Now that I have my scene set up with render layers, if I went ahead and rendered a batch render, in other words a frame sequence of this scene, what it would end up happening is I would have a frame sequence for each Render layer. So if my frame sequence is 24 frames long, I would have 24-frame sequence for this Render layer, 24-frame sequence for this one, this one, and this one. If I look at my Render Settings window, Maya has a default way of creating a folder named after each render layer and putting the image sequence in that subfolder.
But I can use File Tokens to customize the way Maya organizes these scenes.
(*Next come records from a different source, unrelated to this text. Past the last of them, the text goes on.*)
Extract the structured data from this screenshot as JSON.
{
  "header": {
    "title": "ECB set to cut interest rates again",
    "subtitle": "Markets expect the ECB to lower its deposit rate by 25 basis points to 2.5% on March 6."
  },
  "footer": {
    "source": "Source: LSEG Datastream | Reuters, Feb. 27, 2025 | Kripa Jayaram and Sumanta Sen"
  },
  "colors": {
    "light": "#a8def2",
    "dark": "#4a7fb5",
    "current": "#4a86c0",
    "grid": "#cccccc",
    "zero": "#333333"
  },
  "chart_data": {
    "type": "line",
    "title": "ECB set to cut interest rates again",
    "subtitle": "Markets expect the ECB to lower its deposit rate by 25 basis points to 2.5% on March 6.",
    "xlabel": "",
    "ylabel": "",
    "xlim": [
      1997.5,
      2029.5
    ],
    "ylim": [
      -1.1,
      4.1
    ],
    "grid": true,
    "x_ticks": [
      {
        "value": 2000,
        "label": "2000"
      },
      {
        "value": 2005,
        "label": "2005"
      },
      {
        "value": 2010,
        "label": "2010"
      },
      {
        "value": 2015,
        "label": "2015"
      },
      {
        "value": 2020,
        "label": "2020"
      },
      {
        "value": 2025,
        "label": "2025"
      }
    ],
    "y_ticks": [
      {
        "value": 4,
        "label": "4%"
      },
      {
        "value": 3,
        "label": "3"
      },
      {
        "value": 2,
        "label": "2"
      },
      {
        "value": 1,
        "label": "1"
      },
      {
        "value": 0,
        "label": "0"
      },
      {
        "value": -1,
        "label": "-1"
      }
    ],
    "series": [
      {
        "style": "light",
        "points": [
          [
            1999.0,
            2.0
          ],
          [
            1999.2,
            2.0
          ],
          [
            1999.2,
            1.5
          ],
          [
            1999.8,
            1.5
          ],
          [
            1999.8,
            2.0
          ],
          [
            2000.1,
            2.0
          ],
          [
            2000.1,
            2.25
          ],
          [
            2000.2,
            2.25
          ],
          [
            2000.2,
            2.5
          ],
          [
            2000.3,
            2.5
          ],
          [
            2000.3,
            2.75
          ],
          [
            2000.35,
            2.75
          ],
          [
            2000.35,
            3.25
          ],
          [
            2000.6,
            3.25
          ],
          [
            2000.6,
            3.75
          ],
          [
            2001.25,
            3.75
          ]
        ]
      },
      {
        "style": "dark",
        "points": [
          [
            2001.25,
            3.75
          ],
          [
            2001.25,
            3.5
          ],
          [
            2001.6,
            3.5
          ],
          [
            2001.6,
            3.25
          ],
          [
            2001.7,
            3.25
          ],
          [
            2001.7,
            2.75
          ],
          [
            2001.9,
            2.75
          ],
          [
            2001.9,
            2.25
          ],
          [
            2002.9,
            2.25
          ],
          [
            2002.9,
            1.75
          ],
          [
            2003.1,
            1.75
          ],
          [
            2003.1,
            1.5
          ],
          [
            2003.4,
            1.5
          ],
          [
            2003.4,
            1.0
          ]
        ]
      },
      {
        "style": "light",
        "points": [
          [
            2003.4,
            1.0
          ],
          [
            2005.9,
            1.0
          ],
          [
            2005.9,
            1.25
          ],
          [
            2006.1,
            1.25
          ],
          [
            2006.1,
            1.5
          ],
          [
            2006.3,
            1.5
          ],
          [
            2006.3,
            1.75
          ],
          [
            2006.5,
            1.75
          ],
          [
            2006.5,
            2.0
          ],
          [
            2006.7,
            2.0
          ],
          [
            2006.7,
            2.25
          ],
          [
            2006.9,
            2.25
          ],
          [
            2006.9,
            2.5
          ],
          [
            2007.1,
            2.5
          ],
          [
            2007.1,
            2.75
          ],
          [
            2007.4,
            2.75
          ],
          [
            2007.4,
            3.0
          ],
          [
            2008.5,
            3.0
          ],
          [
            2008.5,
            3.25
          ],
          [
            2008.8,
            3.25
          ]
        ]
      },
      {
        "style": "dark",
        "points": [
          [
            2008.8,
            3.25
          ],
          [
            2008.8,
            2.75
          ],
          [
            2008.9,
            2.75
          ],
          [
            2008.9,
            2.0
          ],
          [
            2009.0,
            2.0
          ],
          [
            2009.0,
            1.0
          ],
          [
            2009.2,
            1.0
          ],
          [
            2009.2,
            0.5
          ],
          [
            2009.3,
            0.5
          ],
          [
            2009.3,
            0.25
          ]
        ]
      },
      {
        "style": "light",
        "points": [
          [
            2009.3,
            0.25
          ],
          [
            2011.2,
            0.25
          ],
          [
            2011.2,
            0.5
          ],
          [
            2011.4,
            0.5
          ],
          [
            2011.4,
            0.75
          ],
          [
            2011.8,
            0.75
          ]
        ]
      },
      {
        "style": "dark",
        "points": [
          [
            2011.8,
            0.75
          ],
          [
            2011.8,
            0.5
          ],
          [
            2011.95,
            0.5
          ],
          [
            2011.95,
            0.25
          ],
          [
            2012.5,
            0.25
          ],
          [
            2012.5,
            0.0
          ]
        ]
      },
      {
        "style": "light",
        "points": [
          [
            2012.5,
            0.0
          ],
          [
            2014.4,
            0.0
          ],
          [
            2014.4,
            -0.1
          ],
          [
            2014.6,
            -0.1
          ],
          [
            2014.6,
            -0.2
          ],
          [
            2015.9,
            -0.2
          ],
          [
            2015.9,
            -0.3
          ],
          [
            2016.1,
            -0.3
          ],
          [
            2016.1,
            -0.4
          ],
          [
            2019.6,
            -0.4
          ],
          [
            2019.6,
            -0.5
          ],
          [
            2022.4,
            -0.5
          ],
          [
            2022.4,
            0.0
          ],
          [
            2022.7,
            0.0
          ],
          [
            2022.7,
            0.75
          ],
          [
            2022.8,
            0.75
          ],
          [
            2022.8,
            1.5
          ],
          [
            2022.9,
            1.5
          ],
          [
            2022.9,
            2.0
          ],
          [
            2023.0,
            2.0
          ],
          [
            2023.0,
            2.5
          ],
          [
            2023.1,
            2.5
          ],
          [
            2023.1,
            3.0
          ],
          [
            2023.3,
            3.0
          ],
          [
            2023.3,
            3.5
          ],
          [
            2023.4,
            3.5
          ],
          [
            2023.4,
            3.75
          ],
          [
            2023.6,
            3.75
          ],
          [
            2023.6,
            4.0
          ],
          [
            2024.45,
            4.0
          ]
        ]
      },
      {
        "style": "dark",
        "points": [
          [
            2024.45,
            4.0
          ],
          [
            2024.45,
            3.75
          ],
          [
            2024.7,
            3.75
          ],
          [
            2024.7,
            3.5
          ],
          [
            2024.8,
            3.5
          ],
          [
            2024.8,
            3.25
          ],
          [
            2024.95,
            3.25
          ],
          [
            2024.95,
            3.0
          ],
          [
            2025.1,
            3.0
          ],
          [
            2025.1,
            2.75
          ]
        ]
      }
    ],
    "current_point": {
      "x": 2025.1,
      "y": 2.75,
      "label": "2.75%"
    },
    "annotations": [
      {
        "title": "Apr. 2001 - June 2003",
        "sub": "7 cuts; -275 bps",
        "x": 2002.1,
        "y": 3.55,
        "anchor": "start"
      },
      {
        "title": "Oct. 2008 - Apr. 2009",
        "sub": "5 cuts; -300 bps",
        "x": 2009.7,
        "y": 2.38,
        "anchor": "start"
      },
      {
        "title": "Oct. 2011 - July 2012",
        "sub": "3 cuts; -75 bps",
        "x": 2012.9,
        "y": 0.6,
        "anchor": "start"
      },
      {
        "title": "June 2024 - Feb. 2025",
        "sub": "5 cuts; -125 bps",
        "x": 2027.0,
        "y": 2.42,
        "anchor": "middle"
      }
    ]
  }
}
Let's say, for instance, I wanted to add a second camera, so that I have two cameras in here; I can go to the Renderable Cameras and say Add Renderable Camera. And let's say for this instance I wanted to render as perspective and renderCam so I am going to render for both of these. Since I had roomLit_RL, it's actually created a render layer override right here so I can remove that just by going Remove Layer Override.
So now what I can do is I can enter file tokens here in the File name prefix to
organize how this is going to be created.
So for instance, I can create a folder called
So that's one way I could organize it. I will show you the way that I like to do it. You can create these file tokens by using the complete word, which is easy to understand, and you just have to remember that it requires a capital letter here at the beginning, the Scene, Camera and Layer. Another way to do this is I will use the percent sign and do s. That stands for Scene, %c, %l, so I will get the same thing if I do that. My preference is to create a folder for the scene, and then I usually do %s_%l/%l, and this will create a folder for the scene. Within that folder will be a folder for each render layer this starts with scene, underscore the name of the Render layer.
So I'll end up with 1, 2, 3, 4 folders within the Scene folder, each named after a different render layer, and within that, I'll have an image sequence that's named after the Render layer. So you can see right here this is a good example of room_chapter5_movie7_start, and then this folder will be quite long, but the resulting image sequence will be called roomLit_RL, and I'll have one for each one of these render layers. So that's how file tokens can be used to help organize your image sequences.